ŞEHİT!
Serdar Ant
15.7.2009
denizkurdu66@gmail.com
Haberi bu sabah Milliyet gazetesinin internet sayfasında okudum:
“Afganistan’daki Türk Birliği Komutanı Şehit!”
Afganistan'da görev yapan Türk Birliği'nin komutanı Kurmay Albay Faruk Sungur ile bir uzman çavuşun geçirdikleri trafik kazasında şehit olduklarını duyuran haber şöyle devam ediyordu:
“Acı haberi dün Mısır yolculuğu öncesi basın toplantısı düzenleyen Cumhurbaşkanı Abdullah Gül verdi. Kazanın, Albay Sungur'un bulunduğu aracın Faryab kentinden dönüşü sırasında başka bir kamyonla çarpışması sonucu meydana geldiği belirtildi. Kurmay Albay Sungur'un yanı sıra bir uzman çavuşun da şehit olduğu kazada aracın arkasında oturan bir komutanın da ağır yaralandığı öğrenildi. (www.milliyet.com.tr, 15.7.2009)
Öncelikle şehitlerimize Allah’tan rahmet, acılı ailelerine başsağlığı dilerim.
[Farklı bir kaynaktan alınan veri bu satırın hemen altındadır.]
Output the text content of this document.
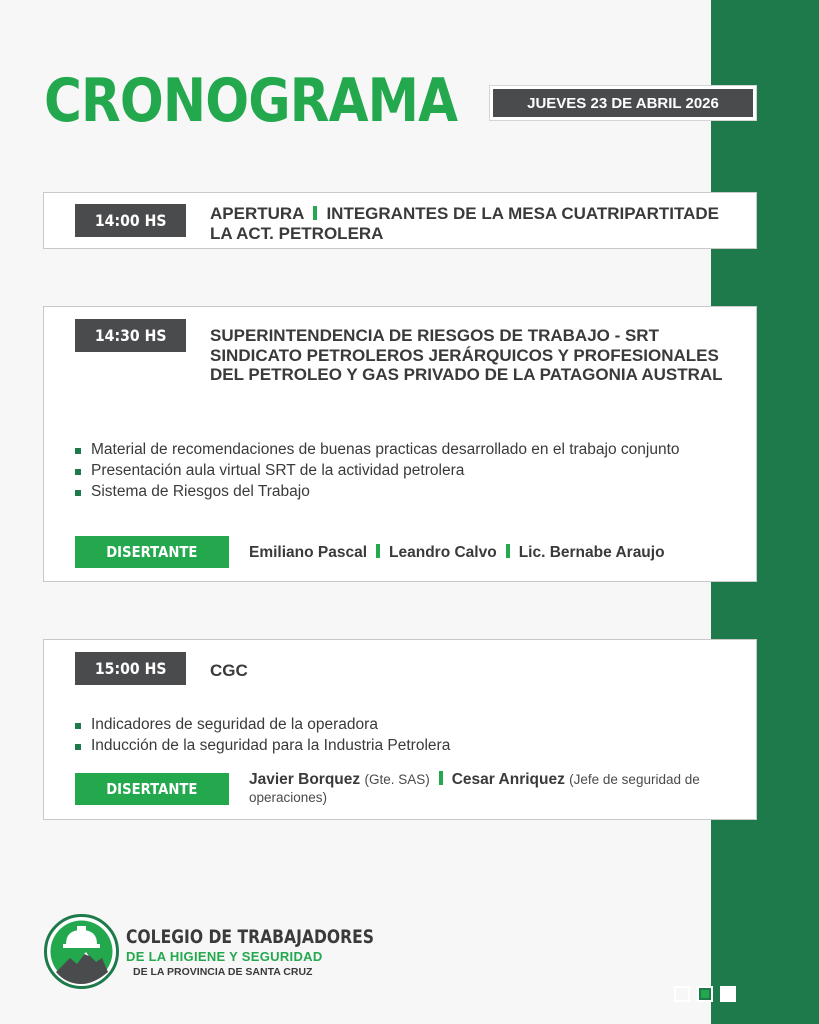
CRONOGRAMA	JUEVES 23 DE ABRIL 2026
14:00 HS	APERTURA INTEGRANTES DE LA MESA CUATRIPARTITADE LA ACT. PETROLERA
14:30 HS	SUPERINTENDENCIA DE RIESGOS DE TRABAJO - SRT SINDICATO PETROLEROS JERÁRQUICOS Y PROFESIONALES DEL PETROLEO Y GAS PRIVADO DE LA PATAGONIA AUSTRAL
Material de recomendaciones de buenas practicas desarrollado en el trabajo conjunto
Presentación aula virtual SRT de la actividad petrolera
Sistema de Riesgos del Trabajo
DISERTANTE	Emiliano Pascal Leandro Calvo Lic. Bernabe Araujo
15:00 HS	CGC
Indicadores de seguridad de la operadora
Inducción de la seguridad para la Industria Petrolera
DISERTANTE
Javier Borquez (Gte. SAS) Cesar Anriquez (Jefe de seguridad de operaciones)
COLEGIO DE TRABAJADORES
DE LA HIGIENE Y SEGURIDAD
DE LA PROVINCIA DE SANTA CRUZ
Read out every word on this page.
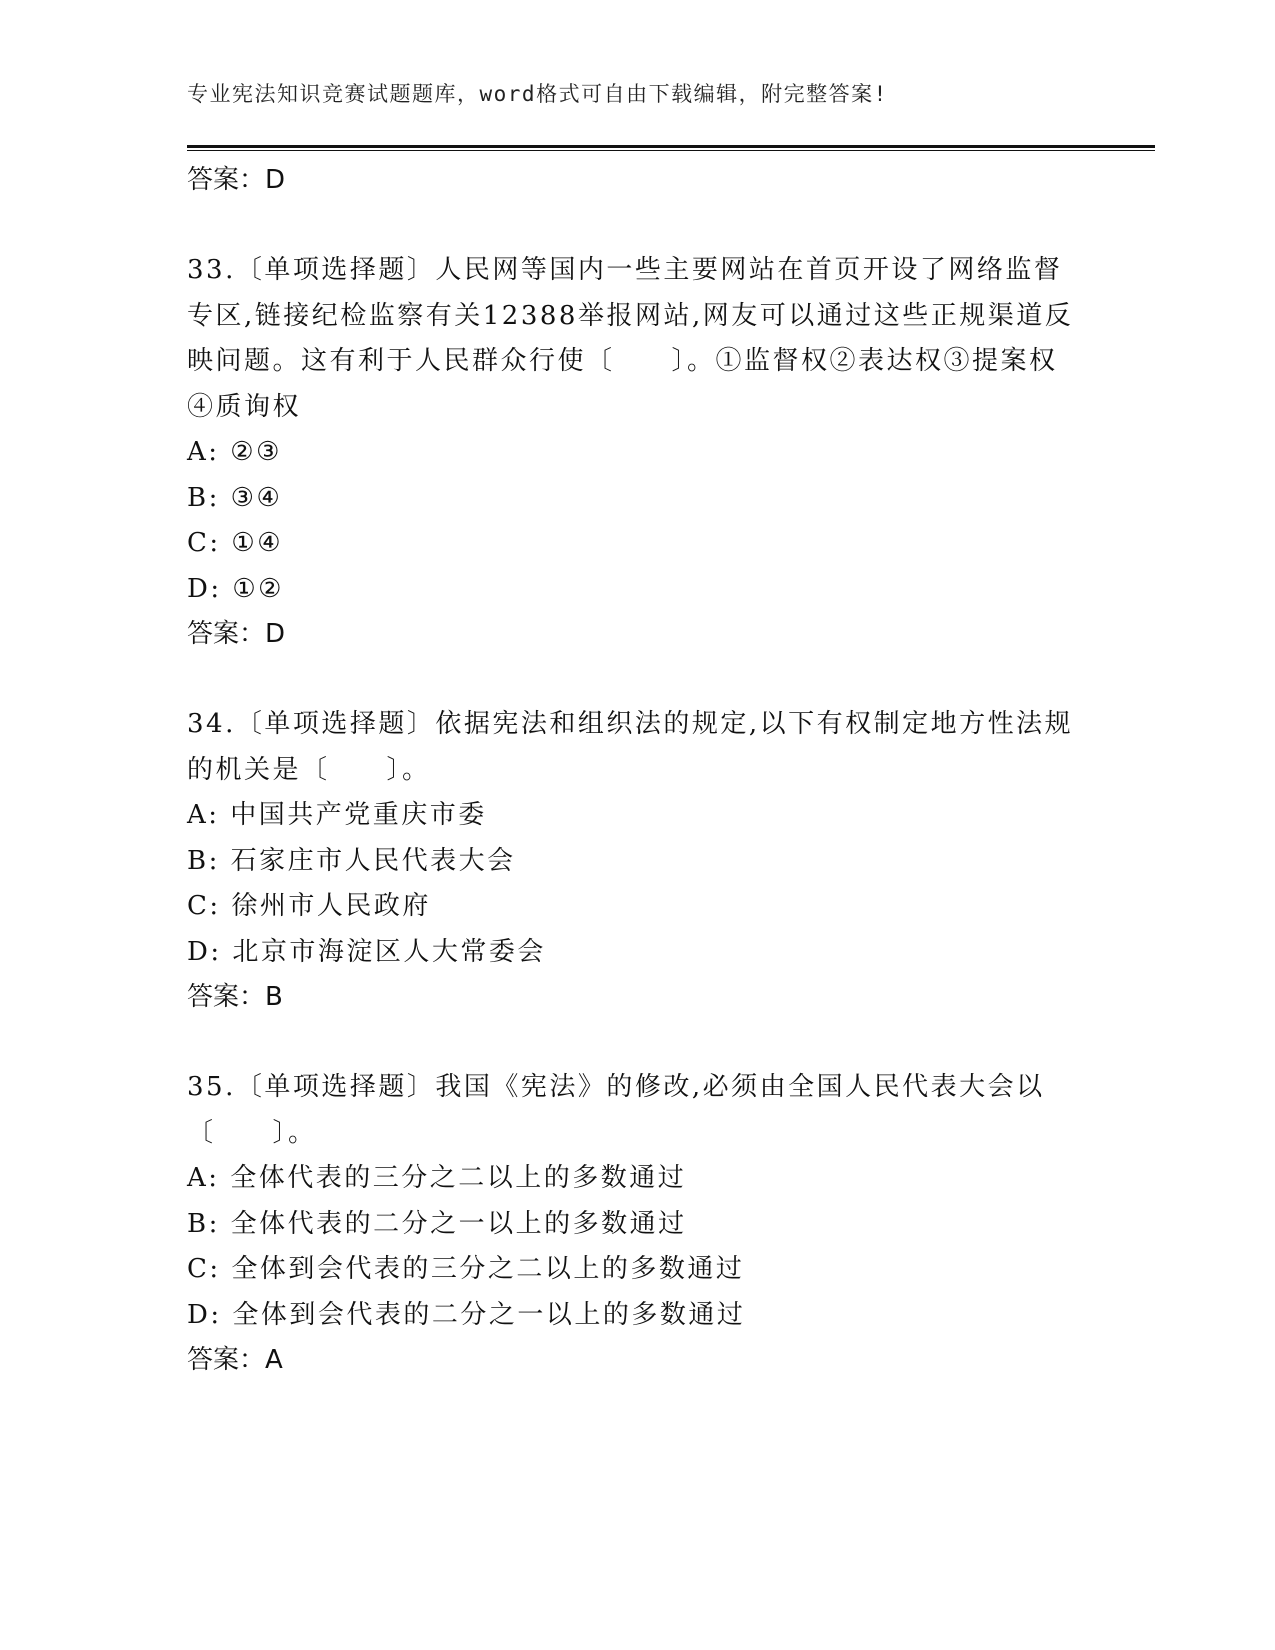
专业宪法知识竞赛试题题库，word格式可自由下载编辑，附完整答案!
答案：D
33.〔单项选择题〕人民网等国内一些主要网站在首页开设了网络监督专区,链接纪检监察有关12388举报网站,网友可以通过这些正规渠道反映问题。这有利于人民群众行使〔　　〕。①监督权②表达权③提案权④质询权
A: ②③
B: ③④
C: ①④
D: ①②
答案：D
34.〔单项选择题〕依据宪法和组织法的规定,以下有权制定地方性法规的机关是〔　　〕。
A: 中国共产党重庆市委
B: 石家庄市人民代表大会
C: 徐州市人民政府
D: 北京市海淀区人大常委会
答案：B
35.〔单项选择题〕我国《宪法》的修改,必须由全国人民代表大会以〔　　〕。
A: 全体代表的三分之二以上的多数通过
B: 全体代表的二分之一以上的多数通过
C: 全体到会代表的三分之二以上的多数通过
D: 全体到会代表的二分之一以上的多数通过
答案：A
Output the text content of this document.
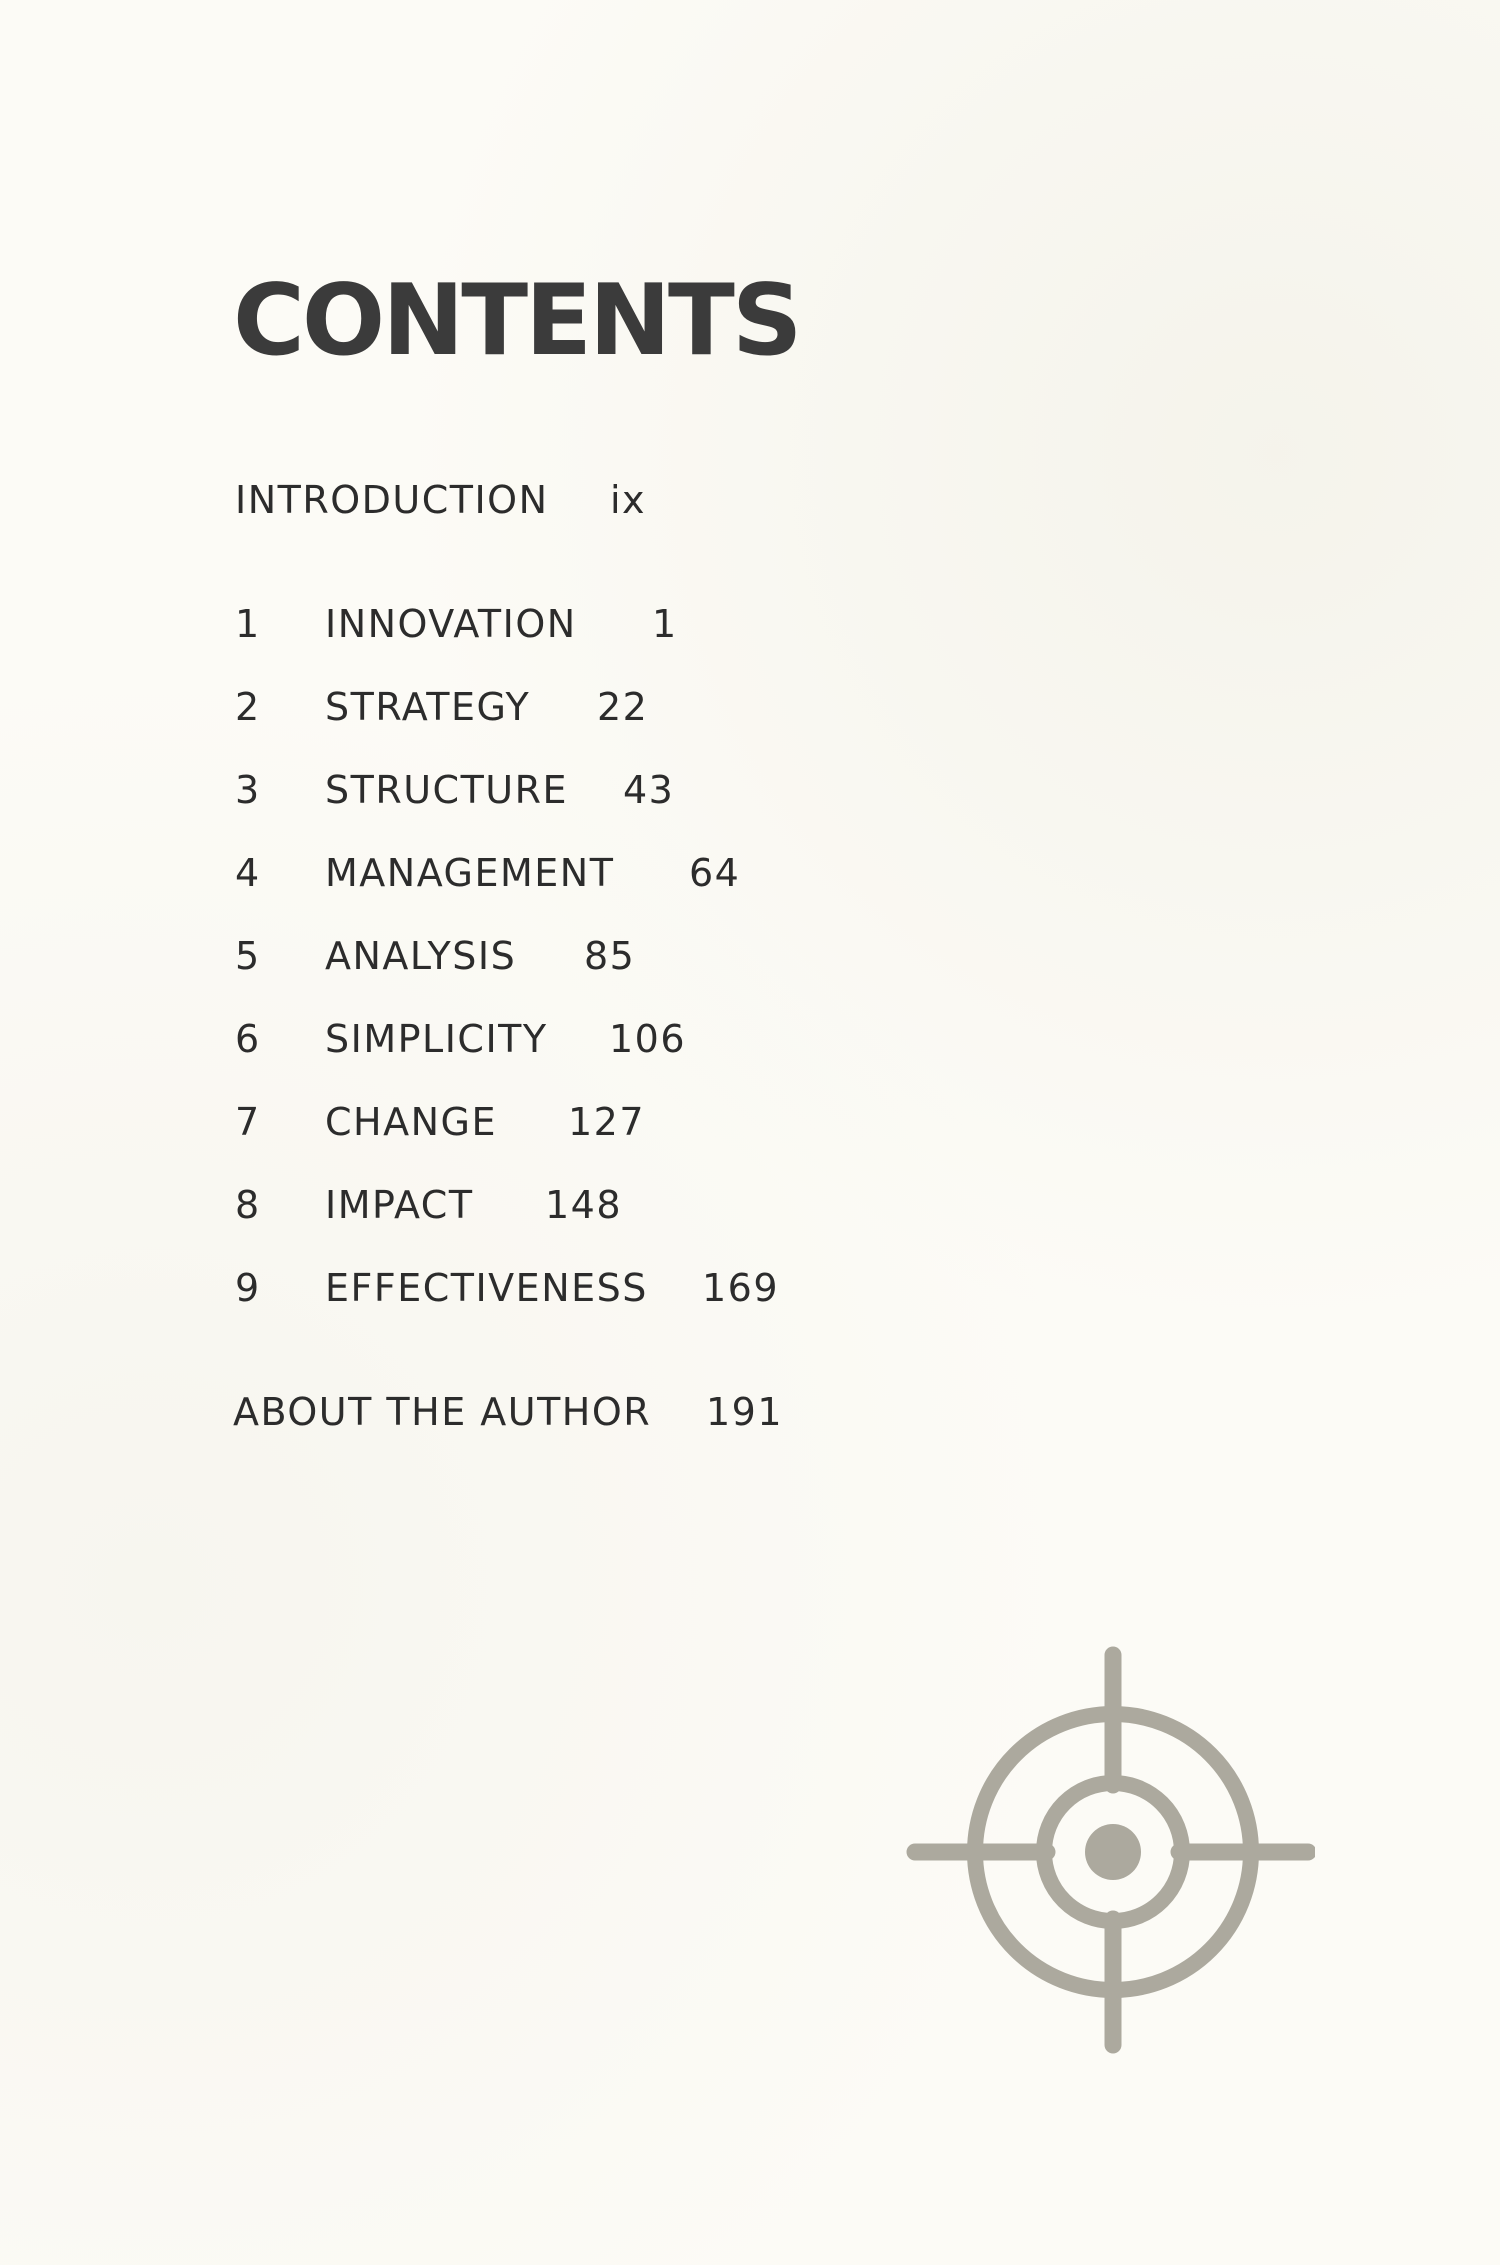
CONTENTS
INTRODUCTION ix
1 INNOVATION 1
2 STRATEGY 22
3 STRUCTURE 43
4 MANAGEMENT 64
5 ANALYSIS 85
6 SIMPLICITY 106
7 CHANGE 127
8 IMPACT 148
9 EFFECTIVENESS 169
ABOUT THE AUTHOR 191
Ne var ki, karşı karşıya olunan durum başsağlığı dilekleri ya da gözyaşları ile geçiştirilecek gibi değil… Öncelikle sormak gerek:
Türk askerinin Afganistan’da ne işi var? Birisi kurmay albay iki askerimizin kaybı gerçekten bir kaza sonucunda mı gerçekleşmiştir, yoksa söz konusu olan kamuoyundan saklanan bir saldırı mıdır?
Şu anda yapılan resmi açıklama, kurmay Albay Sungur ve uzman çavuşun bir kaza neticesinde şehit oldukları yönünde olduğuna göre, bunu doğru kabul etmemiz gerekmektedir. Sonuçta değerli bir komutanımız ve bir askerimiz şehit olmuştur, diğer bir komutanımız da ağır yaralıdır.
Peki, NedirŞehit?
Ferit Develioğlu’nun “Osmanlıca-Türkçe Ansiklopedik Lûgat”ı “şehit” sözcüğünü şöyle tanımlıyor:
“Şehîd: din veya yüksek bir ülkü uğrunda ölen kimse; savaşta ölen.”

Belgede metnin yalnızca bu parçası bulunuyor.